We indicated that much of the manual work that is typically required in RFI and RFP creation is relatively easily automated in an appropriate, modern, system — in addition to being much easier to accomplish in modern interfaces designed for efficiency and productivity — and that is why newcomers continue to rise, and profit, in an enterprise software space that should be mature and crowded enough to prevent this from happening.
We also indicated that a lot of time was required to vet potential suppliers for an RFP (even after an initial RFI round), that an organization might not be able to cull the list even if it wanted to, and that neither of these situations should be the case. Why?
First of all, it should be possible to not only auto-score the models against appropriate thresholds of suitability, defined by industry best practices and fine-tuned over time using machine learning techniques that learn the appropriate characteristics and scoring along multiple axes based upon suppliers you select and suppliers you don’t, but rank the suppliers in suitability based on the RFI alone.

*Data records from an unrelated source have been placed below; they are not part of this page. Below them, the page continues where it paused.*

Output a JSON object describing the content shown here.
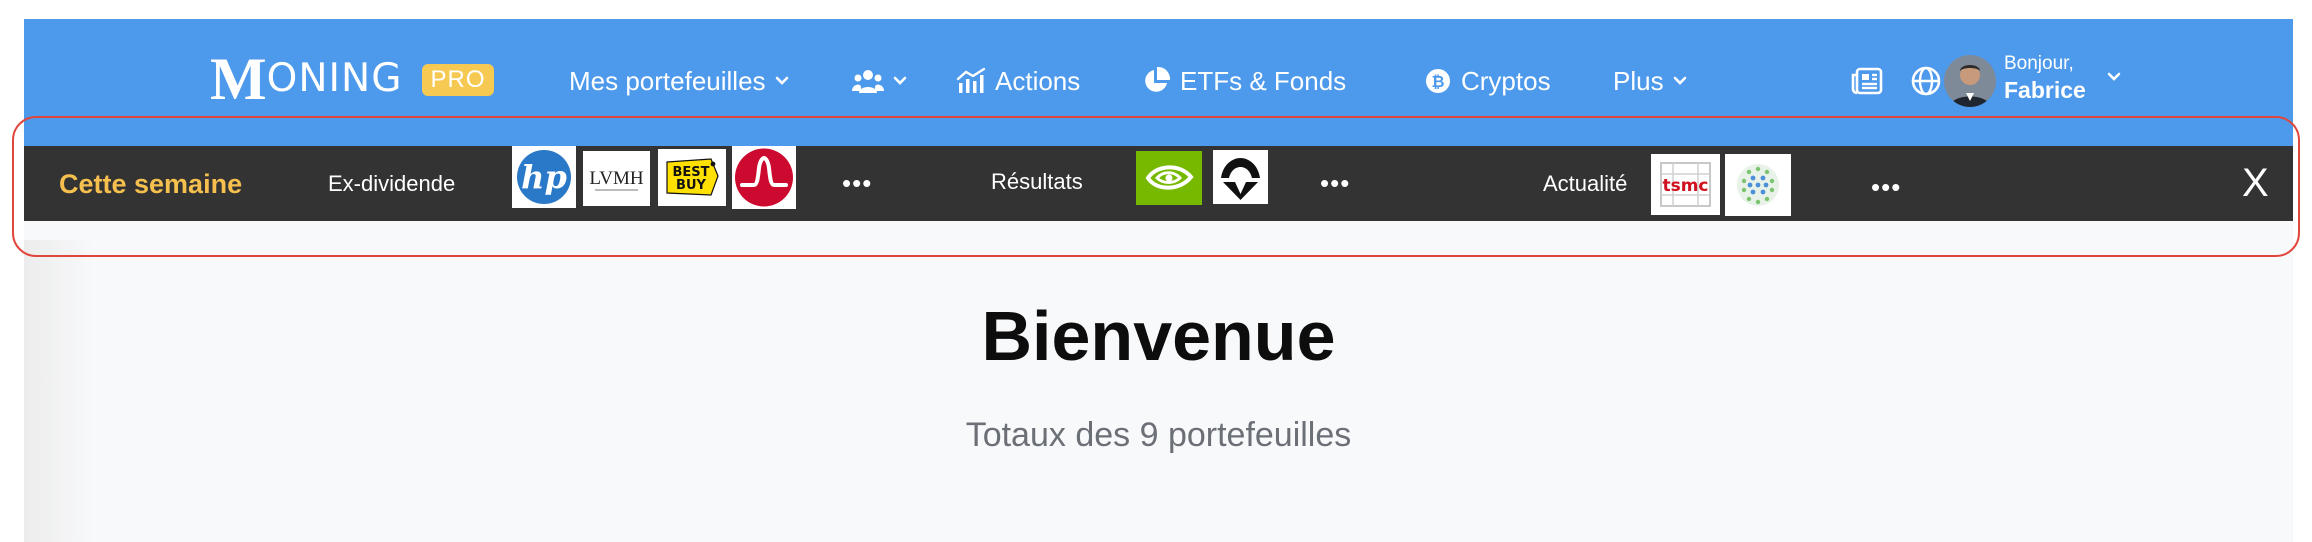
{
  "brand": {
    "logo_m": "M",
    "logo_rest": "ONING",
    "badge": "PRO"
  },
  "nav": {
    "portfolios": "Mes portefeuilles",
    "community_icon": "users-icon",
    "stocks": "Actions",
    "etfs": "ETFs & Fonds",
    "crypto": "Cryptos",
    "more": "Plus",
    "news_icon": "newspaper-icon",
    "language_icon": "globe-icon"
  },
  "user": {
    "greeting": "Bonjour,",
    "name": "Fabrice"
  },
  "this_week": {
    "title": "Cette semaine",
    "ex_dividend": {
      "label": "Ex-dividende",
      "companies": [
        "HP",
        "LVMH",
        "Best Buy",
        "Broadcom"
      ],
      "more": "•••"
    },
    "earnings": {
      "label": "Résultats",
      "companies": [
        "NVIDIA",
        "NIO"
      ],
      "more": "•••"
    },
    "news": {
      "label": "Actualité",
      "companies": [
        "TSMC",
        "Globe logo"
      ],
      "more": "•••"
    },
    "close": "X"
  },
  "logo_text": {
    "hp": "hp",
    "lvmh": "LVMH",
    "bestbuy_1": "BEST",
    "bestbuy_2": "BUY",
    "tsmc": "tsmc"
  },
  "main": {
    "title": "Bienvenue",
    "subtitle": "Totaux des 9 portefeuilles"
  },
  "colors": {
    "navbar": "#4d99eb",
    "strip": "#333333",
    "accent": "#f5c04d",
    "pro_badge": "#f6ca52",
    "highlight": "#e0473c"
  }
}
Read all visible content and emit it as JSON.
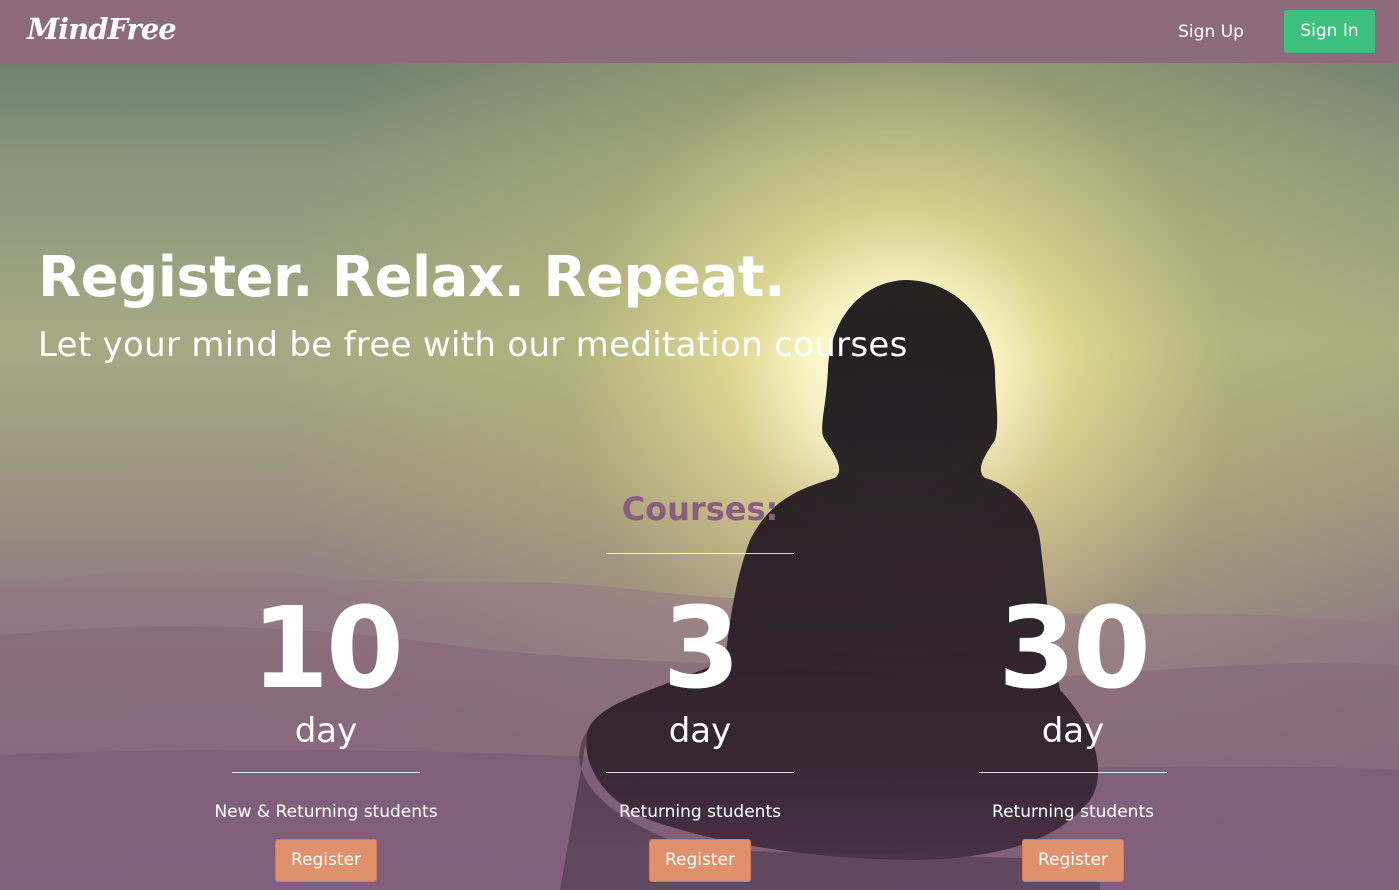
{
  "navbar": {
    "brand": "MindFree",
    "signup_label": "Sign Up",
    "signin_label": "Sign In"
  },
  "hero": {
    "headline": "Register. Relax. Repeat.",
    "subheadline": "Let your mind be free with our meditation courses"
  },
  "courses": {
    "title": "Courses:",
    "items": [
      {
        "number": "10",
        "unit": "day",
        "audience": "New & Returning students",
        "button_label": "Register"
      },
      {
        "number": "3",
        "unit": "day",
        "audience": "Returning students",
        "button_label": "Register"
      },
      {
        "number": "30",
        "unit": "day",
        "audience": "Returning students",
        "button_label": "Register"
      }
    ]
  },
  "colors": {
    "navbar": "#8d6b7c",
    "signin": "#3dbf7f",
    "register": "#e0906a",
    "courses_title": "#8a5d80"
  }
}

Secondly, a modern platform should be able to absorb industry intelligence to predict quality, cost, and delivery and determine how likely a new supplier will fare against incumbents and market average. And then refine the rankings based on this data.
With this data, you could then predict if it’s (very) likely or (very) unlikely that a supplier would receive an award (now or in the future) and allow you to determine if you want to invite the supplier now or not.
How? RPA, ML, AR, and “AI” integration of these technologies.
How specifically? That’s a discussion for a later article, but hopefully, by now you get our point — most RFX technology is kicking you when you’re already down.